Today's Jagged AI Is Good Enough to Fix Our Worst Decisions
Here is the thought that keeps nagging at me: even if AI models stopped improving tomorrow, they could still do enormous good in the world. Not because they are brilliant. Because we are so reliably bad.
Daniel Kahneman spent decades documenting how poorly humans make decisions under uncertainty. The research is damning. Judges hand down harsher sentences before lunch than after it. Doctors anchor on the first diagnosis they consider and under-weight contradictory evidence. Recruiters favour candidates who remind them of themselves. These are not edge cases. They are the baseline.

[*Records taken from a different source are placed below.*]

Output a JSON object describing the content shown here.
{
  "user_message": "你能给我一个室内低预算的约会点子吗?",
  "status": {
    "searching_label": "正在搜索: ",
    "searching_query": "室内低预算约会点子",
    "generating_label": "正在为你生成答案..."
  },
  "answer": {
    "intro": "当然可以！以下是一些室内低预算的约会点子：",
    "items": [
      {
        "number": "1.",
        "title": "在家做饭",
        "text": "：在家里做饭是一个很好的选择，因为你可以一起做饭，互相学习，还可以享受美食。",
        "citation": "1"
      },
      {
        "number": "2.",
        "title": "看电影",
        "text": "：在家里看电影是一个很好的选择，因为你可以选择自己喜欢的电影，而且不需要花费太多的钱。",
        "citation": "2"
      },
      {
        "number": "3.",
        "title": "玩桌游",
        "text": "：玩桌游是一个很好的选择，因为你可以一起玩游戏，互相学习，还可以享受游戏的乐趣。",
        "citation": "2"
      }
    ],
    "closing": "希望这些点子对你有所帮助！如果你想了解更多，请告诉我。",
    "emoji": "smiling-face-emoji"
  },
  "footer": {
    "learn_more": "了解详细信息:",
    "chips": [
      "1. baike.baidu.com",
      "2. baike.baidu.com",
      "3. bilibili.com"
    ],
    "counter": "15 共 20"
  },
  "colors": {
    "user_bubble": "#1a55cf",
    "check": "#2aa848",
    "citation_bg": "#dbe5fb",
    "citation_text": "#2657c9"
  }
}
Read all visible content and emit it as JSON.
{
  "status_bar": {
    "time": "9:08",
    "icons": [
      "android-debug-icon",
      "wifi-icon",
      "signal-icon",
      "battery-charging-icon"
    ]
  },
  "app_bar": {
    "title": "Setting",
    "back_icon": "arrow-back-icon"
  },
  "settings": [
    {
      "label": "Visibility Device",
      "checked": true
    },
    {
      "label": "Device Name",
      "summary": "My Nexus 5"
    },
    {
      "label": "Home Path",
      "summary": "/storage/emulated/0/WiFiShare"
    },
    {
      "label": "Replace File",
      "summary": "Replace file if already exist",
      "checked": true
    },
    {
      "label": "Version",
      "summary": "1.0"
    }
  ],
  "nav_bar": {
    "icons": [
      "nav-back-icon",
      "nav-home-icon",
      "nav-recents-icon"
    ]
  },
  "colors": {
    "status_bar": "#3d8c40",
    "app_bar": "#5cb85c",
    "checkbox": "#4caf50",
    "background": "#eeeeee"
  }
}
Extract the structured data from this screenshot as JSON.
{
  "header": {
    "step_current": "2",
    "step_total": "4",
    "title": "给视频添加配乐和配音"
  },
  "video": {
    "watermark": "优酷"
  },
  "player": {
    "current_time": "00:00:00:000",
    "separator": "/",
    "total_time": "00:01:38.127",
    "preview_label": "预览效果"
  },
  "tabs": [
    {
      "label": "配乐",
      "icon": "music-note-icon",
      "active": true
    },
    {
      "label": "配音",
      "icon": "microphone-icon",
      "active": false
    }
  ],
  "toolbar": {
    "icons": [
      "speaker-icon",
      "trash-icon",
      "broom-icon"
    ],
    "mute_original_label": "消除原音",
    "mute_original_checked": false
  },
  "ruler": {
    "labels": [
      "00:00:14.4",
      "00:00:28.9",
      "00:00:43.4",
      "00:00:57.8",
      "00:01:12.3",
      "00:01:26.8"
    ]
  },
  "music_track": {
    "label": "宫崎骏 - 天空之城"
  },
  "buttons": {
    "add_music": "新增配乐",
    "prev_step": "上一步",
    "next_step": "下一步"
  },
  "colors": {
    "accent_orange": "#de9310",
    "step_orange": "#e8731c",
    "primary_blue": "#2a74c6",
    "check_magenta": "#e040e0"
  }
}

Kahneman's framework splits cognition into System 1 (fast, intuitive, pattern-matching) and System 2 (slow, deliberate, analytical). Most professional decision-making claims to be System 2 but operates on System 1. A tired parole judge running on instinct is not weighing evidence. A GP with seven minutes per appointment is not deliberating. The system forces even well-intentioned professionals into cognitive shortcuts, and Kahneman showed those shortcuts are systematically biased.
Now consider what current AI models can do. They do not get hungry. They do not anchor on the first piece of information. They do not have a bad Monday. They process the same case at 9am and 4pm with identical consistency. They are not perfect, and they carry their own biases inherited from training data and human labelling. But the research is increasingly clear: even biased algorithms are often less biased and less noisy than the humans they assist.
A 2024 (about 100 LLM-years ago) study found that GPT-4's diagnostic accuracy surpassed both individual doctors and doctors using AI as a support tool. Physician use of AI tools rose from 38% to 66% between 2023 and 2024. By January 2026, the FDA had authorised over 1,300 AI-enabled medical devices. In law, frontier models are already winning or tying against human lawyers 70% of the time in head-to-head evaluations.
I wrote previously about the double standard we apply to AI versus humans. We accept 39,000 road deaths a year from human drivers but balk at a single autonomous vehicle incident. We demand perfection from algorithms while tolerating systematic human failure. Kahneman would recognise this instantly: it is loss aversion and availability bias, applied to technology adoption.
The professions most resistant to AI disruption are often the ones that would benefit most. Law is a cognitive discipline protected by guild rules. Medicine operates under time pressure that forces System 1 thinking on decisions that deserve System 2. Both have vast unmet demand: legal deserts where people cannot afford representation, healthcare systems where seven-minute appointments are the norm.
The Jevons Paradox argument is compelling here. If AI makes legal advice cheaper and faster, demand expands to serve people currently priced out. If AI handles routine diagnostics, doctors can spend time on complex cases that genuinely need human judgement and empathy. The question is not whether AI replaces professionals. It is whether it frees them to do the work that actually requires being human.
The hardest problem remains a psychological one. Kahneman showed that humans are terrible at recognising their own biases. Professionals who have trained for years resist the idea that an algorithm might outperform them on routine decisions. This is a deeply human inability to see our own cognitive blind spots, as opposed to arrogance.
The practical takeaway is this: don't let great be the enemy of good. Current models, with all their jagged edges, can already reduce the noise and bias in high-stakes decisions. The benchmark should not be whether AI is flawless; rather, whether it is better than the status quo. And the status quo, as Kahneman spent a lifetime proving, is worse than most of us want to admit.